Fear is a wonderful motivational tool

by Tommy Wells

By nature, I’m not very afraid of bugs, insects, heights or close-in spaces. Don’t take that to mean that I would be fine being buried in a casket filled with bugs on a mountain. I wouldn’t … mainly because I would prefer not to be buried at all while I’m alive.

Still, I’m learning that the things we are afraid of can be great motivational tools. Take for instance, a while back my oldest son, Bubba, and his best friend, Carson, were playing basketball in the front yard. After an errant shot had sent the ball rolling into the road, the two entered into a conversation to find out who should go retrieve the ball.

“I think you should go get it,” Bubba said.

“I think you should go get it,” Carson retorted.

“You shot and missed so you go get it,” Bubba said.

“You’re uglier than me, so you should go get it,” Carson said.

Understand, both of these guys are 6-foot-5 and determined to stand their ground. Giving inwould mean the other was anything less than the Alpha male. I know all you ladies out there know a few men like that, right?

After about 4 hours of arguing who should go get the ball, Bubba decided to end the argument. He threw up his arms and started walking … to the creek that runs behind the house. A few minutes later, he marched back into the yard, looked at his friend and says, “I think you are going to go get the ball.”

“No, I’m not,” Carson said.

At this point, Bubba reaches into his pocket and pulls out a small frog and begins walking toward Carson.

I’m not saying Carson is afraid of frogs, but someone with the initials of “Carson” screamed like a little girl and began running all over the yard like his hair was on fire. He ended up going to get the ball.

The same treatment worked for my youngest son, Bobby, a few days later. One of a handful of children the doctor gave us instead of a bill so many years ago, he was asked to take out the trash. One hour … two hours… and the trash was still there.

“Tommy Joe! (That’s what She-Who-Must-Not-Be-Made-Mad calls me when she wants to stress something) Can you get your son to take out the trash? I asked him to do it a long time ago and he still hasn’t moved.”

Being the cool male parental unit that I am, I didn’t raise my voice or anything like that. My blood pressure never rose a bit. All I did was use a little psychology … and a small spider that I found. I told him if he didn’t go take the trash out before I counted to five, I would throw the tiny 8-legged arachnid on him.

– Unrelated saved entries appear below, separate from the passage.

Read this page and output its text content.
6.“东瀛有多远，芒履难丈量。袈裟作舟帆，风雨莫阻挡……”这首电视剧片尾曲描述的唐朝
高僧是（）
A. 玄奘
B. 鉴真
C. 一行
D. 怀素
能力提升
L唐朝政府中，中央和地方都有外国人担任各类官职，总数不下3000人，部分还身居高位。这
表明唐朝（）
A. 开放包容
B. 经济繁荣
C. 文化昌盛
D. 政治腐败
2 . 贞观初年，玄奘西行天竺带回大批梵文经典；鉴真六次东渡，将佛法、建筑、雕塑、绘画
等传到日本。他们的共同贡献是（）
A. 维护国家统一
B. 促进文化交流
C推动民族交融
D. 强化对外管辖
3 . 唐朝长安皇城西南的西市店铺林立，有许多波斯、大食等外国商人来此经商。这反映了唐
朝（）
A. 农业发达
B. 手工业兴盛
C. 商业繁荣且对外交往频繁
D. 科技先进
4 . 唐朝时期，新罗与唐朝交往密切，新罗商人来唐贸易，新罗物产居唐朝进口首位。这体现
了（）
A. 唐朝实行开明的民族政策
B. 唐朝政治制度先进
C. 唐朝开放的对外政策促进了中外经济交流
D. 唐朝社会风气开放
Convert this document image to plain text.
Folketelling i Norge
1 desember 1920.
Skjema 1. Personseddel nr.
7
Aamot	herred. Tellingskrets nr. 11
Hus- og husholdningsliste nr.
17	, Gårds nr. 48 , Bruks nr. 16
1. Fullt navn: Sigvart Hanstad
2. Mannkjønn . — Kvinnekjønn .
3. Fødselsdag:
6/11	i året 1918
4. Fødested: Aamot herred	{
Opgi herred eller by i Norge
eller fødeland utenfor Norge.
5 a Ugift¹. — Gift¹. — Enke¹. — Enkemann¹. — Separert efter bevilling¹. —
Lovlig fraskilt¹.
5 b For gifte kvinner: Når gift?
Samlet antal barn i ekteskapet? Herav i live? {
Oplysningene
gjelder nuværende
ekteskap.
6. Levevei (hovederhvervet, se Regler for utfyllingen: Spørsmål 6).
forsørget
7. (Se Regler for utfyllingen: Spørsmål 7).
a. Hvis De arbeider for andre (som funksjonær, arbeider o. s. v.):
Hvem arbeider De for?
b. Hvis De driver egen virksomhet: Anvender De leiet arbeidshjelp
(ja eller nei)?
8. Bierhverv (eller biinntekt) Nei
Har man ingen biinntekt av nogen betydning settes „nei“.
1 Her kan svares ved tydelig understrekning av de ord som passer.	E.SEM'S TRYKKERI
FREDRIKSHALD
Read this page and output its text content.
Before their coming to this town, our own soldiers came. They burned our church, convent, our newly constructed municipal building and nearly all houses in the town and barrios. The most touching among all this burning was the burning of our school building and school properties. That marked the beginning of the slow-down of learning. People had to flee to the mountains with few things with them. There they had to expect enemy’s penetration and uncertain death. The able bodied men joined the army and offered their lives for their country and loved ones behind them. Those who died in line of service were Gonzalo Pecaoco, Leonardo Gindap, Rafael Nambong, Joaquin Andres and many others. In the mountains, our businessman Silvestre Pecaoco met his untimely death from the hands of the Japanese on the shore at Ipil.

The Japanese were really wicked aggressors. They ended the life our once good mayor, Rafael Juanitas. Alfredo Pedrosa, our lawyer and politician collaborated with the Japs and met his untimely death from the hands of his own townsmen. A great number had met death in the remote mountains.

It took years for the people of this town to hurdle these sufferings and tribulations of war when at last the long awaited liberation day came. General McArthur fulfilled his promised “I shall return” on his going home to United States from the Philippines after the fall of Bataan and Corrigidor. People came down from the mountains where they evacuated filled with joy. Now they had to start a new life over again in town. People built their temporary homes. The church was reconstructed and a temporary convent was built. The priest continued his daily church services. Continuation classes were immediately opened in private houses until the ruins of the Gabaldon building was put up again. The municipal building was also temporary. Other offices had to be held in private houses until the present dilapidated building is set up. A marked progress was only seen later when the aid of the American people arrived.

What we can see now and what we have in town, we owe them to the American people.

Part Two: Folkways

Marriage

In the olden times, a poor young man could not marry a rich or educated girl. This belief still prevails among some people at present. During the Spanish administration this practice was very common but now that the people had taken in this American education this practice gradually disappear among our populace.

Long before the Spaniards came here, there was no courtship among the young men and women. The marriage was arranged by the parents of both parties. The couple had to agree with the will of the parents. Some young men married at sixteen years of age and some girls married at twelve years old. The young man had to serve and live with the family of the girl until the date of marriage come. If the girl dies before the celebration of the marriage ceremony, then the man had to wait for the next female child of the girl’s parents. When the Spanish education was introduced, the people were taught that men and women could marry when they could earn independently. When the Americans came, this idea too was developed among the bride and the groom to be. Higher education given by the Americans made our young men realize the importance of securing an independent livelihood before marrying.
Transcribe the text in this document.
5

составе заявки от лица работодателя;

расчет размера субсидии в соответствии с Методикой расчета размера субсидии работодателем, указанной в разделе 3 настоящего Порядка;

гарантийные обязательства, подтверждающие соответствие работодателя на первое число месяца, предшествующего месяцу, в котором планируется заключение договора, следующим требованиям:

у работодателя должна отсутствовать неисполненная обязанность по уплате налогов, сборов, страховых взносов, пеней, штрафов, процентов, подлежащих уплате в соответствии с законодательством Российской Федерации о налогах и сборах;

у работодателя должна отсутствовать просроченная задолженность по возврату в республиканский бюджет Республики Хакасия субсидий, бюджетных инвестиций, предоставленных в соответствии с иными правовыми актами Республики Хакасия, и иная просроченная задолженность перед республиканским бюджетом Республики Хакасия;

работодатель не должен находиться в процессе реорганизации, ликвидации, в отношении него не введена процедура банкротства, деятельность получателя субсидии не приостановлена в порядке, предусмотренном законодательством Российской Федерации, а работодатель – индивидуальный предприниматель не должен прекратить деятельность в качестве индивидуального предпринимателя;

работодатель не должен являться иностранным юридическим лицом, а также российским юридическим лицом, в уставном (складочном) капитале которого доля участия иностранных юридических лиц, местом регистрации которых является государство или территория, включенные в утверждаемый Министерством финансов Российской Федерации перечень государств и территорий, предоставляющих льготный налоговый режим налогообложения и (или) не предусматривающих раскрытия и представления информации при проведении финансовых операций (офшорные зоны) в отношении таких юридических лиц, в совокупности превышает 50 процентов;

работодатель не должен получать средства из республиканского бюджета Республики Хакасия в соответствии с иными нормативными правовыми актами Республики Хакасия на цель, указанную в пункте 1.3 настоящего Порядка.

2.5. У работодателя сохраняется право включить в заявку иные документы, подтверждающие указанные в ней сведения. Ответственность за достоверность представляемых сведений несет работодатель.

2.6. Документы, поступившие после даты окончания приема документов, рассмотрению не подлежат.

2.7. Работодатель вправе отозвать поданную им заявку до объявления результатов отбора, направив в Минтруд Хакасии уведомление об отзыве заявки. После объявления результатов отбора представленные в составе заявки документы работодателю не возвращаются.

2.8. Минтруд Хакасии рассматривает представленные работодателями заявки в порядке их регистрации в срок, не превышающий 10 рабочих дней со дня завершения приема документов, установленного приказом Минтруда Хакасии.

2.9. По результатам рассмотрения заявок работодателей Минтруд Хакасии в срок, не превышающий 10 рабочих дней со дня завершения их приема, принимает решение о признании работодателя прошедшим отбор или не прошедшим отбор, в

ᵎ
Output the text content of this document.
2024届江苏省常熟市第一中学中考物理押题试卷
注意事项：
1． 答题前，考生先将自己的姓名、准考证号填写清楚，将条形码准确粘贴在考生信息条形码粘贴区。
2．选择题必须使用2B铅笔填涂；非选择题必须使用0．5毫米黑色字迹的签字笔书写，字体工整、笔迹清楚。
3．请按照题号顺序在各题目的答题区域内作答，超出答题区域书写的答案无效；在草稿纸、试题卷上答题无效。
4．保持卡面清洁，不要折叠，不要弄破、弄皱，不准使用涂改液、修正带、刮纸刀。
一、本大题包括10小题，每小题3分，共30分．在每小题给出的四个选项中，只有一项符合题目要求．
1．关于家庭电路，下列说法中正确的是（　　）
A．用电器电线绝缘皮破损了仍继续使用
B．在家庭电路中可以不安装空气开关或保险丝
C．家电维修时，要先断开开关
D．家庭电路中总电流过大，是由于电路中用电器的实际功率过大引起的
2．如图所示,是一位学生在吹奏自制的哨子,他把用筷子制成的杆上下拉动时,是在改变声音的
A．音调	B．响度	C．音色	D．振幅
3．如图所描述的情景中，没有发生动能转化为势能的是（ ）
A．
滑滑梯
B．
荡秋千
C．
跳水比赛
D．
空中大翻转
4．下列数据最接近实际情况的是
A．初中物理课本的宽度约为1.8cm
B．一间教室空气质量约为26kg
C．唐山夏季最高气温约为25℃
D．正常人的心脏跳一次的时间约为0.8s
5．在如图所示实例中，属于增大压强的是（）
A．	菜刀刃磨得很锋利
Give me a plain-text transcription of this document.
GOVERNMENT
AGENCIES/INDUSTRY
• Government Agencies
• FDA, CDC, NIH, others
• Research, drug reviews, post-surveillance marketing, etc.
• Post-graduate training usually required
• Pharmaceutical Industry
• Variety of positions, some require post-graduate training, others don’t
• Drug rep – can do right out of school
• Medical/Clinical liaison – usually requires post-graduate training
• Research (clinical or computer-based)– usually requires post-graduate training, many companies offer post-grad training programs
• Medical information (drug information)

He went immediately. Of course, my approach backfired a little later.

“How would you like it if I got something you were afraid of and threatened to throw it on you?” he asked when he got back from taking the trash out.

“Like what?” I said. “I’m not really afraid of anything.”

Without missing a beat, he yelled.

“Mom! Dad just spilled coke on your couch!!”

I have to admit, he’s a pretty smart chip off the ol’ block.

Just as soon as SWMNBMM gives up searching for me with that stick, I swear I’m gonna crawl out of this trunk in the attic and go postal on that kid.

Until then, let’s talk in a low whisper. I’m very afraid of her!

Tommy Wells is the editor of the McGregor Mirror. Everything in this column is true, except for the parts that are made up, exaggerated or just plain lies.